For now, these two former high school rivals and travel-ball teammates (“We competed for the lefty catcher position,” said Rohrer, who used to play behind the plate) are back in their old rooms at their parents’ houses.

Rohrer has been playing board games with her mother and father, taking the dog for walks, working out on an exercise machine and “doing the dirty work” in the garden with her mom. It has been an especially hard transition for Chew, who prefers to hyper-schedule herself.

“I was up at 7 (a.m.) and in bed by midnight every day,” she said. “Now I get up, and I go to class online, and I sit and do homework. That takes up like four hours of my day, and then I have another 10 to go. I think I’ve done three or four giant 500-piece puzzles. I started riding a bike to get some cardio in and go out and get some fresh air. Looking at jobs, see if that’s an option.”

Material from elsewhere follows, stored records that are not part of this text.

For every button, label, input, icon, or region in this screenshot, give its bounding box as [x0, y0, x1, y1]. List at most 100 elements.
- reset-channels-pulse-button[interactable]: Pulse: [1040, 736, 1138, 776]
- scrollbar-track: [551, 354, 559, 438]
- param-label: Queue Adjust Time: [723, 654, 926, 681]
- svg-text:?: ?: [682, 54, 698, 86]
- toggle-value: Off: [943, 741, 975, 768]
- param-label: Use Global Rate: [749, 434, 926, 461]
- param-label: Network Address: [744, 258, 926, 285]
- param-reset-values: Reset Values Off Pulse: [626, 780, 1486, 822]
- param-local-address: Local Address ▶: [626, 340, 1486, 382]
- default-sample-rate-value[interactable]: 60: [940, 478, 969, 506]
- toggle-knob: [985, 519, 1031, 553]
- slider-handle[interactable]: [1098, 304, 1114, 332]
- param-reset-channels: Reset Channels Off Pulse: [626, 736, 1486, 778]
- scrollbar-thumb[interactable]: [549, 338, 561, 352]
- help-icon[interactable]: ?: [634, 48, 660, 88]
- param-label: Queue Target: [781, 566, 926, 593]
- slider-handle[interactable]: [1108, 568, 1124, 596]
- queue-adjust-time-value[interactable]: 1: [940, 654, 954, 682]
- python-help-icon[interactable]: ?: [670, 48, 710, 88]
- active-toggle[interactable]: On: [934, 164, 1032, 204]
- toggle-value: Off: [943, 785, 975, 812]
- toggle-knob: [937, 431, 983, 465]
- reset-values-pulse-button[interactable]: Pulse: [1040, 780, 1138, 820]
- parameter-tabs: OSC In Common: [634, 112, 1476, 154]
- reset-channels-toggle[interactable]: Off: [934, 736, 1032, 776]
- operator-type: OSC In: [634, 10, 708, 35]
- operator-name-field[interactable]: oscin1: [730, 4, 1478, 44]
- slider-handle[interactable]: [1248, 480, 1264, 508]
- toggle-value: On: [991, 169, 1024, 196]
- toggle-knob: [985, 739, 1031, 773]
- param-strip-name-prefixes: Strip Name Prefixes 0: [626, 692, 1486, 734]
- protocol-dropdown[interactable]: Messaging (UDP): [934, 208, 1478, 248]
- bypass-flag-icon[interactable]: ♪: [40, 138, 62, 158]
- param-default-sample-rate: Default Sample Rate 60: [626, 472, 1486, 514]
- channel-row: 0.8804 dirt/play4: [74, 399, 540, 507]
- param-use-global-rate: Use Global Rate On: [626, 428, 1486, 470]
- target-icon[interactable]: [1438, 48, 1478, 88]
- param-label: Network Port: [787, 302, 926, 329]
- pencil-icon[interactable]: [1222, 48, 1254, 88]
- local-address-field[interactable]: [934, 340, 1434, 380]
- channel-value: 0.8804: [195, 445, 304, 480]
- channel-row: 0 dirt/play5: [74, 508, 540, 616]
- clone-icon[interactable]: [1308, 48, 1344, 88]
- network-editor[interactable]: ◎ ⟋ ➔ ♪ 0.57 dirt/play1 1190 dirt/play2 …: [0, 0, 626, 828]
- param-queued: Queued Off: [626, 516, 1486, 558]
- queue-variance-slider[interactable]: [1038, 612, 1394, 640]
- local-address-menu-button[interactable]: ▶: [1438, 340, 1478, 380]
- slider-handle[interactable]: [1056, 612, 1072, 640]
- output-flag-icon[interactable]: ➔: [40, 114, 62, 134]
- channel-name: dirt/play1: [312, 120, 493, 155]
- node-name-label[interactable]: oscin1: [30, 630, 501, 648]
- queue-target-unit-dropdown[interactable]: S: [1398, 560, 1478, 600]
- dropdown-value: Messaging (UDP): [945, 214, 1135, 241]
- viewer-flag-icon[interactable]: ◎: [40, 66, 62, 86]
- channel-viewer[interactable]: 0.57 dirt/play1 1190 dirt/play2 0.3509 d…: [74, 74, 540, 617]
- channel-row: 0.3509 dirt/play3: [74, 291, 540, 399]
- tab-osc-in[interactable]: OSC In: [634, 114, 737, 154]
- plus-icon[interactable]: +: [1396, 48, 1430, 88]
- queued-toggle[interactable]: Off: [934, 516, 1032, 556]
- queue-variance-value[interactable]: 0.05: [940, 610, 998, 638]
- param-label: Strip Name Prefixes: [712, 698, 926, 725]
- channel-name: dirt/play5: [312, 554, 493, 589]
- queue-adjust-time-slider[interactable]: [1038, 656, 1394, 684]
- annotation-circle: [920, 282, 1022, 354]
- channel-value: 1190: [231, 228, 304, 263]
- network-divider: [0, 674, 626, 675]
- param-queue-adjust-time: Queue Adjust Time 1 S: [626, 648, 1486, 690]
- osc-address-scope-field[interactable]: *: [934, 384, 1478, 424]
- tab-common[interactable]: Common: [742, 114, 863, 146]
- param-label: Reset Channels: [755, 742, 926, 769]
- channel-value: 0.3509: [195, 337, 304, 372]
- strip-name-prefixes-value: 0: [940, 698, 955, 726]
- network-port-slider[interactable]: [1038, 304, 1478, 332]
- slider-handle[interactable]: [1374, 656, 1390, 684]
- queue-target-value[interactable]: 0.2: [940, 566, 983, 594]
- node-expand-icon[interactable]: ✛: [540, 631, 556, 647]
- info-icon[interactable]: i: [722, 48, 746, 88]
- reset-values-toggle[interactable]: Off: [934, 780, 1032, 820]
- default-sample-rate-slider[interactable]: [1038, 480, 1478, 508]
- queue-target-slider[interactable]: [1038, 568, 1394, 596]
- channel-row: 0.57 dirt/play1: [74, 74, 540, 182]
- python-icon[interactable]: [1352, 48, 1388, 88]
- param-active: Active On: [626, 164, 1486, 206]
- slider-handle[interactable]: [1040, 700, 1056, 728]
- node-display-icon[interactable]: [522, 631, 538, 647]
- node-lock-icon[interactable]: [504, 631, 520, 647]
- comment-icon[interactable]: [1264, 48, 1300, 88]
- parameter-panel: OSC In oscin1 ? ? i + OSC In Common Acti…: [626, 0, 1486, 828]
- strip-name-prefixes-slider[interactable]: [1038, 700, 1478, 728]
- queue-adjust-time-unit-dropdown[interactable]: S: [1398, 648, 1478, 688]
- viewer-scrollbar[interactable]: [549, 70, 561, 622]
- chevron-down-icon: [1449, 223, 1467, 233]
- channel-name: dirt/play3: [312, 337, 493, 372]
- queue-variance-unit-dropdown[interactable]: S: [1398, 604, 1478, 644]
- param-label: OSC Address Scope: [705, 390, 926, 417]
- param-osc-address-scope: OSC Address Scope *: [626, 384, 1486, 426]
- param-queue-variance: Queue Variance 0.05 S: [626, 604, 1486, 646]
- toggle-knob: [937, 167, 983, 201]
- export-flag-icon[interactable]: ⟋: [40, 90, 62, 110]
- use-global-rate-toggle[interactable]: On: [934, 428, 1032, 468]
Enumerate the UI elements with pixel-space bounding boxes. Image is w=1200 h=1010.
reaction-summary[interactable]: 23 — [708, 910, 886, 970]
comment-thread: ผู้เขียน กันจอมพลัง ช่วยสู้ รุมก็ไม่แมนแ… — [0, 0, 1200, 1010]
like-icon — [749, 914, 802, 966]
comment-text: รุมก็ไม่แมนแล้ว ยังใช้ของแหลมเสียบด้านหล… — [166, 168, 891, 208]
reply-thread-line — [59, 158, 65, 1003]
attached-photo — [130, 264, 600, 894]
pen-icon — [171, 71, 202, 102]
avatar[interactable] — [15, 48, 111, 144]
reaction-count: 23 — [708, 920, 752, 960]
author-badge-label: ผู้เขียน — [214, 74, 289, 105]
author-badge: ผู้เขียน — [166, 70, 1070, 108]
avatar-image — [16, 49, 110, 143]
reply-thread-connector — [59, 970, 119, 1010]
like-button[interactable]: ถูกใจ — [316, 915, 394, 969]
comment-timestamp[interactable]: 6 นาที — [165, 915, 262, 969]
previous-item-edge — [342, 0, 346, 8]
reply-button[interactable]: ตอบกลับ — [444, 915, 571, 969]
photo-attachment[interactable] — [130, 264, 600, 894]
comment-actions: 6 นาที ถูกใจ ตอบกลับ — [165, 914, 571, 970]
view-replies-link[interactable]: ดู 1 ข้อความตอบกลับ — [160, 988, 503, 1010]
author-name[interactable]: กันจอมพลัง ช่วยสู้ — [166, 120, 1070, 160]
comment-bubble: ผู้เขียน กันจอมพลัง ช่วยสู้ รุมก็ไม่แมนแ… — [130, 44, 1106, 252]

As it turns out, part of what is getting these two through the long hours is long-distance contact with their teammates. Their 2020 quests cut short, the athletes are finding that no one understands what they’re feeling more than the women who shared their softball diamonds the past four years.

“I talk to those girls every single day, all day,” Chew said. “It doesn’t feel final yet. But it feels like there’s a gap between my former life and now. You never know, I might be back next year. But even so, it’s never gonna be the same team.”